First Sight of Google Android
CorinneI writes "At the Mobile World Congress show, four mobile processor vendors demoed pre-production devices running versions of Google's Android OS — a Linux-based, open operating system for mobile phones that will sport Google applications. The biggest surprise of the demos was how well Android runs on slow devices. 'TI showed Android on a Motorola Q-like QWERTY handheld with its 200 Mhz OMAP 850 platform, where the user interface felt smooth and fast, even with little Apple-like animated transitions between screens.' HTC, Motorola, LG, and Samsung all belong to Google's Open Handset Alliance"
I don't know why that would be so surprising.

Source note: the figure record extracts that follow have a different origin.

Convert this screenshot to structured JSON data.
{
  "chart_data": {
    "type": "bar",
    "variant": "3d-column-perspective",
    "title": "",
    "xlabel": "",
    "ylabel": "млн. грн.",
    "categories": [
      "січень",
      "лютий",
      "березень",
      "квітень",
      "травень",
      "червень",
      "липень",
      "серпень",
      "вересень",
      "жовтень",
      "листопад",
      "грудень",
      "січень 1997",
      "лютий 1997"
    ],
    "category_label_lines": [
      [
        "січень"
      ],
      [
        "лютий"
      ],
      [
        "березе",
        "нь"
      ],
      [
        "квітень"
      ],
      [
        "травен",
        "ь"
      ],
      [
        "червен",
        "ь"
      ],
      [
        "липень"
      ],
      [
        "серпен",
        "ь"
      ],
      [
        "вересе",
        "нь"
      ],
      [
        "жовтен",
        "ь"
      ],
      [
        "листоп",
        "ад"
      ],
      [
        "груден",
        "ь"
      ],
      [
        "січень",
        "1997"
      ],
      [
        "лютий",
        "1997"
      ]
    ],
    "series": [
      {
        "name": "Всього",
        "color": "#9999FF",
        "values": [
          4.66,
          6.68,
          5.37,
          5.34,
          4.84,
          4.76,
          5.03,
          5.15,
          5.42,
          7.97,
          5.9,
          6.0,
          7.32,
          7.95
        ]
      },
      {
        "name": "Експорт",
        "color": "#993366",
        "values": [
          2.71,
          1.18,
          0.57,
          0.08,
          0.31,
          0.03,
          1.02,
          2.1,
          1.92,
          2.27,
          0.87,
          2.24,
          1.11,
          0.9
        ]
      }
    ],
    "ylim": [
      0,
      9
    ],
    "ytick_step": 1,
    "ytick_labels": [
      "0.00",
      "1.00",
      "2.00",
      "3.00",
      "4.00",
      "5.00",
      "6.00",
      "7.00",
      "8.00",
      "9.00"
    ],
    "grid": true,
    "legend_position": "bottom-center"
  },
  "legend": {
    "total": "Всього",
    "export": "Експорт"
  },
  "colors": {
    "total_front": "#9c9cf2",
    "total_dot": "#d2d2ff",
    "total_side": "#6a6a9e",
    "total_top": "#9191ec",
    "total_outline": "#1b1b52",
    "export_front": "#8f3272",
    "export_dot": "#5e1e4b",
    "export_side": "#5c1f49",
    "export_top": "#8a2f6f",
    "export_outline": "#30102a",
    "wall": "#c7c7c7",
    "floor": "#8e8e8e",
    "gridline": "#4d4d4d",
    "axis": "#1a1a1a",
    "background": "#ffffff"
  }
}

Google has quite a bevy of talented people at all levels. All products that come out of Google seem to have something to do with advertising and Android will be just such a vehicle for them. It's how most everything in cyberspace gets funded. You get something for free (a video, a song, a game) and an advertiser pays.
http://www.busyweather.com/
I'm also stoked that I FINALLY got to use one of those phrases!
That's the disadvantage for the iPhone in Japan: fantastic phones already being present. Even though the interface doesn't compare with the iPhone, Japanese cell phones have long since been about style, and even on a bad day, they make "fantastic" American phones look pretty sad indeed.
"Give a man fire, and he'll be warm for a day; set a man on fire, and he'll be warm for the rest of his life
Since when was 200MHz slow? My old Visor Edge has a 16MHz processor and it feels quite peppy. It does everything I would expect a smartphone to do (other than the fact that it can't make phone calls), and it's easy to use. Have we gotten so used to bloat and poorly optimized code that a 200MHz processor in a phone seems slow? It's a *phone* for Pete's sake.
Are you trying to say the iPhone won't do well because it isn't stylish enough? I don't see the Japanese phones being more stylish than an expensive, globally buzzworthy product that has a sleek physical design and ubercool user interface. If anything the iPhone will do well because of its association with style and the status that comes with it. I think Apple products in general have an extra sense of style because of their computer designs and the success of the iPod. I can't tell you how many Japanese people look at my powerbook and go, "Makku? Coooru."
Just use Google!
http://www.google.com/search?hl=en&q=android%20open%20source
Then you find:
http://www.openhandsetalliance.com/android_overview.html
"Android will be open source; it can be liberally extended to incorporate new cutting edge technologies as they emerge. The platform will continue to evolve as the developer community works together to build innovative mobile applications."